Among the full-length features is “The Heiresses,” a prize-winning film about two long-time friends struggling with the reality of their new situations when their lifetime of wealth comes to an end. Ana Brun won Best Actress at the Berlin Film Festival for her portrayal of Chela, a descendant of a wealthy family in Paraguay dealing with her friend’s imprisonment on fraud charges. The film is in Spanish and Guarani with English subtitles.
Other dramatic feature subjects include stories of a young Zambian woman who is branded a witch, a blind pianist and friend of Mozart who regains her sight but loses something more special, a voyage down the Yangtze River, both geographically and in time, and a road movie about a stranded pregnant woman and her elderly dog.
The festival also includes three programs of short films — animated, international, and Maine-made. The Maine short films include “Popul[asian]: 356” by Annie Lee, a documentary about what it’s like to be an Asian student at Colby College in Waterville.
For those especially interested in the short film form, another opportunity to see a different selection of new works comes up immediately after MIFF By-the-Sea.

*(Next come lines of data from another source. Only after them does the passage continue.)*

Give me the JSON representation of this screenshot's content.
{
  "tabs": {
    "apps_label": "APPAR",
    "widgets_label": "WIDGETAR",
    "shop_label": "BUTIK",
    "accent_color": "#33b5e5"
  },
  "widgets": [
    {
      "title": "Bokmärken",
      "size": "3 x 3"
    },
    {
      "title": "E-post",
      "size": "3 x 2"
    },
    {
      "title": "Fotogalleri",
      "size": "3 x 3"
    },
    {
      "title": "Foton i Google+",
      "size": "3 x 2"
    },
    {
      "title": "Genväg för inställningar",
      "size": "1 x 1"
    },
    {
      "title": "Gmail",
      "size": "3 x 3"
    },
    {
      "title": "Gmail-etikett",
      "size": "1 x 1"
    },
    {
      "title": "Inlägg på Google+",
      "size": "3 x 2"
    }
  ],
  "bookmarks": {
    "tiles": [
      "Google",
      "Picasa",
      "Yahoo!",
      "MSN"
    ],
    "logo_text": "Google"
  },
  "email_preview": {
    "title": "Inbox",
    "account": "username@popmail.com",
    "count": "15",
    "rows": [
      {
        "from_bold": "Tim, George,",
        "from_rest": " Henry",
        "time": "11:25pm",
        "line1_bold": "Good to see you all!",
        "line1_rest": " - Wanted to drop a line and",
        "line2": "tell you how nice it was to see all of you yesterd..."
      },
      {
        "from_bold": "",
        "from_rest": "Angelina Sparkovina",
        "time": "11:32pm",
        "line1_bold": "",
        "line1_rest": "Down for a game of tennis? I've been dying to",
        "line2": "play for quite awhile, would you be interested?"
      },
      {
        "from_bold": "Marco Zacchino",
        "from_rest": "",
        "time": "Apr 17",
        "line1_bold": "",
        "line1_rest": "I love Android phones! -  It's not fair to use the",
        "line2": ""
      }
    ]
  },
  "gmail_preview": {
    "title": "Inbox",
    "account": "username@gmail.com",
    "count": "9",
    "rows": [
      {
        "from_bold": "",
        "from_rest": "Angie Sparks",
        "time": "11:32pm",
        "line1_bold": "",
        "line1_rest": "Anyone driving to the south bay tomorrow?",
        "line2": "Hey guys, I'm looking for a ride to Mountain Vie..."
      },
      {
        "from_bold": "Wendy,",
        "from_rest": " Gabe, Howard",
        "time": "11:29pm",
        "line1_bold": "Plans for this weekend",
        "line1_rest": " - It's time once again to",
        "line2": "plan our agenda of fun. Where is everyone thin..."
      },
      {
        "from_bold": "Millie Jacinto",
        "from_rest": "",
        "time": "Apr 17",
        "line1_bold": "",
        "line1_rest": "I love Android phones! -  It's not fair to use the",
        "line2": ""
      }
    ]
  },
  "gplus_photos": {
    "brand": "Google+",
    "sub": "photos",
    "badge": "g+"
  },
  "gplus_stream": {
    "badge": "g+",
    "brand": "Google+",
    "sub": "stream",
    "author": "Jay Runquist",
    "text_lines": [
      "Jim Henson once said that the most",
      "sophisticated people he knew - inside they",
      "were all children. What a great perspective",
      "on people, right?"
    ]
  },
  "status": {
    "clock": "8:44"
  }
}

From Oct. 2-4 at 5:30 and 8:15 p.m., Reel Pizza will be screening the Manhattan Short Film Festival, an international program with a simultaneous global release in which the audience members vote for their favorite film and actor with others world-wide.
Tickets are available at the box office for all the films. Doors open on Friday and Monday at the regular time of 4:30 p.m.; on Saturday and Sunday doors will open at2:30 pm to accommodate earlier matinee screenings.